Emperyalizm ile temaslar önümüzdeki günlerde ne kadar belirleyicidir? İktidarın çelişkileri yönetemediğini ortaya çıkaracak bir sokak muhalefetinin yokluğunda her türlü pazarlığa açık bir rejimin varlığı tüm küresel güçler için ehvendir. Bombanın patlamasının G-20 toplantısının öncesine denk gelmesi olası bir Suriye operasyonu pazarlıklarında el güçlendiren bir etken olarak devreye sokulması ihtimalini güçlendirmektedir. İktidar değişiminin belirleyici dinamiğinin dış değil iç olacağı akıldan çıkarılmamalıdır. Emperyalizmin iktidara destek vermesi ya da vermemesi son kertede belirleyici olan olgu değildir. 2020’lerin dünyasının en belirgin motifi küresel hegemonun zayıfladığı koşullarda “emperyalist merkez”lerin çevre veya yarı çevre ülkelerde iç politikayı belirleme kapasitelerini büyük oranda yitirmiş olmalarıdır. Polonya sınırına düşen füzelerin gösterdiği gibi işler sadece burada değil her yerde bıçak sırtındadır ve provokasyonlarla yönetme eğilimi de giderek küreselleşmektedir.
Daha önce Mersin’de gerçekleşen saldırının, bu provokasyonun anlatısını güçlendirecek bir arka plan oluşturduğu da unutulmamalı; sonrasında yaşanan tartışmalarda alınan konumlar da 13 Kasım sonrasında yeniden gözden geçirilmelidir. Demokrasi güçlerinin bir tür Sırat Köprüsü üzerinde yürüdükleri bu dönemde taktik dağınıklığa yol açacak eylem ve tartışmaların yaratabileceği tahribatın önüne geçmek için azami dikkat göstermek gerekmektedir.
Devletin tarihi, provokasyonlarla yönetme tarihidir.
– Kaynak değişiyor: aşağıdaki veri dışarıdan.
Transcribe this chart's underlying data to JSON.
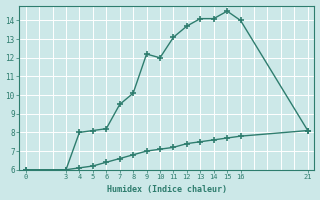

Hiçbir yasaklama ve susturma çabası bu gerçeği değiştiremez. Devlet el yükselttiğinde toplumsal muhalefet sinerse inisiyatif kaybı kaçınılmazdır. Ancak provokasyon girişimlerinin boşa çıkarılabilmesi iktidarın momentum kazanmasının engellenebilmesi için bir zorunluluktur. Böylesi kritik bir momentte iktidarın provokasyon arka planı olarak geliştirdiği hikayeye soldan komünist etiketli su taşıma girişimlerinin de bir hata olarak görülmemesi gerekir. Bu da bir siyaset yapma biçimidir. Böylesi kritik anlarda egemen sınıfın temel taktik duruşuna eklemlenmenin mükafatlarından yararlanarak etki alanını genişletmek bir bilinçli politik tercihtir. Güler-Okuyan ekibi F tipine geçiş sürecinde nasıl bir rol oynadılarsa bugün de benzeri bir işe kalkışmaktadırlar. Kemalizm etkilenimiyle sola meyleden genç yığınların bu gerici konakta hapsedilmesini engellemek dönemin önemli bir politik görevidir.
Ne yaşarsak yaşayalım, unutulmaması gereken düstur hala önemini korumaktadır: Dengeleri değiştirmek için sınıf hareketinin devreye girmesi zorunluluktur.